In January, attackers successfully compromised specialty Websites, such as the Council on Foreign Relations and Capstone Turbine Corp. The attacker succeeded in hosting malware on the sites to infect visitors. Such a tactic, known as a waterhole attack, was one of the types of campaign highlighted in a quarterly report released by the Industrial Control Systems Cyber Emergency Response Team (ICS-CERT).
The success of the attacks—as well as targeted email-based attacks known as spear-phishing—should worry corporate executives and government officials, especially after the damaging attacks that deleted data at oil giant Saudi Aramco last year and at major South Korean organizations last month, Anup Ghosh, CEO and co-founder of endpoint-protection firm Invincea, told eWEEK.
“Business as usual is no longer good enough,” he said. “We have to wonder if, whatever groups are doing this, are preparing for cyber-attacks like against Saudi Aramco.”
Neither of the attacks was totally new: Spear-phishing has been around for years. But the fact that traditional defenses—such as antivirus and anti-spam—still fail to stop the attacks should raise alarms, Ghosh said. In another attack detailed in the report, 11 energy firms were targeted last year with convincing email messages designed to infect the companies’ systems. Those attacks failed, but spear-phishing has landed other major catches, such as RSA, Google and many defense contractors.
With intellectual property regularly stolen from U.S. and European companies and government agencies, a more reliable strategy needs to be developed to counter the attacks, which previous reports have laid at the feet of nation-states—most often China—or independent hackers acting on behalf of a national government. Despite a February report released by Mandiant detailing the evidence linking a Chinese military agency with widespread hacking and information theft, the U.S. response is still anemic, says Ghosh.

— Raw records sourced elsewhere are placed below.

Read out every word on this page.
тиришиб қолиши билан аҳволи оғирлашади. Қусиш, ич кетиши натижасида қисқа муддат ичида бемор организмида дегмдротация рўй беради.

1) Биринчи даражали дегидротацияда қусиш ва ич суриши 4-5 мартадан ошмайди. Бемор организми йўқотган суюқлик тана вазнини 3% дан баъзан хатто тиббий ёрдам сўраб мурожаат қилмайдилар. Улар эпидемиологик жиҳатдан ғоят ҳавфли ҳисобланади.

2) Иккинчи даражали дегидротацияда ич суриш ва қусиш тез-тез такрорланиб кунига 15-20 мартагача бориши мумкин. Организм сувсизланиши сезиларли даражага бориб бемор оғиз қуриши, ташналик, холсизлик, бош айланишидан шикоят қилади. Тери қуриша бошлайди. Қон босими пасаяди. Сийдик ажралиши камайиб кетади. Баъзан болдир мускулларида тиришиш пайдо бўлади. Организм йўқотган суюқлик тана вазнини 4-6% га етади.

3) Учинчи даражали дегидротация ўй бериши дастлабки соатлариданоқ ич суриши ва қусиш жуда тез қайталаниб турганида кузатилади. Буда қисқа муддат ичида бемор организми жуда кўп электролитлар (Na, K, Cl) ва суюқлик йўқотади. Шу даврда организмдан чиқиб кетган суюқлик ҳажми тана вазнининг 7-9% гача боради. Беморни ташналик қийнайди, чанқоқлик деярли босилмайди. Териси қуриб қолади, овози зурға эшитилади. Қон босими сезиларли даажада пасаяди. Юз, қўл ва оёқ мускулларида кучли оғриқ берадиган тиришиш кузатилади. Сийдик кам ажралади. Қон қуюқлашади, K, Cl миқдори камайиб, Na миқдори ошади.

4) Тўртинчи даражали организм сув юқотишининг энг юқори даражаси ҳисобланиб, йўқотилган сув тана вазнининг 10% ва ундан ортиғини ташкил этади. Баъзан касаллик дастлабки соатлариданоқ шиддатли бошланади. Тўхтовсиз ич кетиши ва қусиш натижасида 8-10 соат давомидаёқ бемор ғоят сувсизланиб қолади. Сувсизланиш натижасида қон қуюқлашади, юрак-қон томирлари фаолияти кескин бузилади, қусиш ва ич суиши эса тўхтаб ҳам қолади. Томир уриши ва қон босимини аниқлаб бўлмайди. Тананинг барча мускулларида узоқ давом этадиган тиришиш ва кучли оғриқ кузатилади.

“It’s time to start calling these guys out,” he said. “Why don’t we find out who is behind these attacks and publicize that and hold them accountable in as many ways as possible?”
Other CEOs are equally frustrated with the lack of progress in stemming the loss of information to nation-state hackers. In prepared remarks to the Senate Committee on Homeland Security and Government Affairs on March 7, David E. Kepler, chief information officer at Dow Chemical Co. stressed that, with all his company’s efforts to secure data, the government has a major and aggressive role to play.
“Industry must rely on the federal government to approach cyber-security, working in partnership with other countries, to deploy an offensive perspective by preempting attacks when possible and through the pursuit and prosecution of the criminals behind these threats,” Kepler said.
Asking companies to rely on their employees as a front line defense against these attacks is unreasonable, said Invincea’s Ghosh. In the ICS-CERT report, one of the recommended actions is for users to “not click on Web links or open attachments from unsolicited emails.” It’s time to do better than that, he said.
“They have to stop putting out guidance that isn’t working and hasn’t worked for more than a decade,” Ghosh said.